Environment & Energy
In reply to the discussion: I have a question about nuclear weapons. Anyone here know much about them? [View all]PamW
(1,825 posts)First, they were NOT attempting to return to full power.
They were running a previously scheduled experiment. They wanted to answer the question if the residual steam in the system could provide shutdown cooling if they had a loss of coolant accident.
So they triggered a loss of coolant accident by shutting down the pumps. They had ZERO intention to return to power. They wanted to see if they could shutdown without the use of the stand-by diesels. It's what many asked if Fukushima could have done.
The reactor was in an unstable state due to its normal instability in being over-moderated. That normal instability was "augmented" to a very great degree by the Xenon transient. So they had a very unstable reactor. However, having instability isn't enough to have the problem. You need to "seed" the instability.
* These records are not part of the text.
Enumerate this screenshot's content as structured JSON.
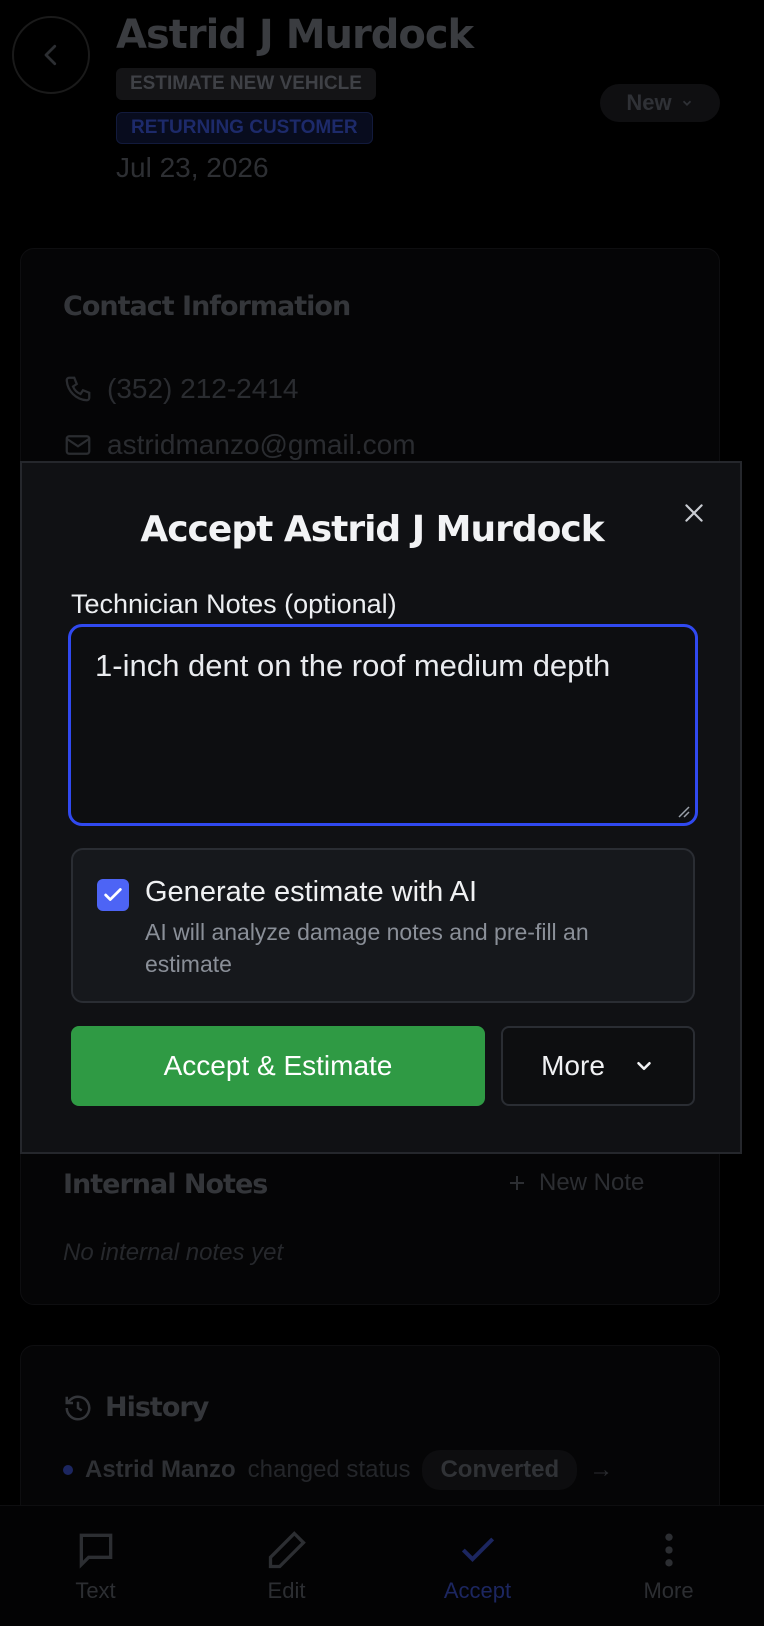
{
  "header": {
    "customer_name": "Astrid J Murdock",
    "type_tag": "ESTIMATE NEW VEHICLE",
    "customer_tag": "RETURNING CUSTOMER",
    "date": "Jul 23, 2026",
    "status": "New"
  },
  "contact": {
    "title": "Contact Information",
    "phone": "(352) 212-2414",
    "email": "astridmanzo@gmail.com"
  },
  "internal_notes": {
    "title": "Internal Notes",
    "new_note_label": "New Note",
    "empty_text": "No internal notes yet"
  },
  "history": {
    "title": "History",
    "entry_user": "Astrid Manzo",
    "entry_action": "changed status",
    "entry_status": "Converted",
    "entry_arrow": "→"
  },
  "bottom_nav": {
    "items": [
      {
        "label": "Text",
        "icon": "message-icon"
      },
      {
        "label": "Edit",
        "icon": "pencil-icon"
      },
      {
        "label": "Accept",
        "icon": "check-icon"
      },
      {
        "label": "More",
        "icon": "dots-vertical-icon"
      }
    ]
  },
  "modal": {
    "title": "Accept Astrid J Murdock",
    "notes_label": "Technician Notes (optional)",
    "notes_value": "1-inch dent on the roof medium depth",
    "ai_checked": true,
    "ai_title": "Generate estimate with AI",
    "ai_description": "AI will analyze damage notes and pre-fill an estimate",
    "accept_label": "Accept & Estimate",
    "more_label": "More"
  },
  "colors": {
    "accent_blue": "#3049f0",
    "checkbox_blue": "#4d64f5",
    "accept_green": "#2f9a44",
    "modal_bg": "#101114"
  }
}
That's what cutting off the coolant did. The higher temperature due to coolant loss caused higher power due to positive temperature coefficient. The power rise fed into the Xenon instability - and away you go.
http://www.energybandgap.com/power-generation/chernobyl-nuclear-disaster/
What were the causes of the Chernobyl Disaster? The accident happened during an experiment to improve the safety and security of the nuclear reactor. The two primary explanations are testing the limits of the reactor design, and blaming the operators for making mistakes and violating safety rules.
It was operator error in conducting an experiment under conditions that the experiment was not planned for.
But mechanistically; the triggering event WAS coolant loss.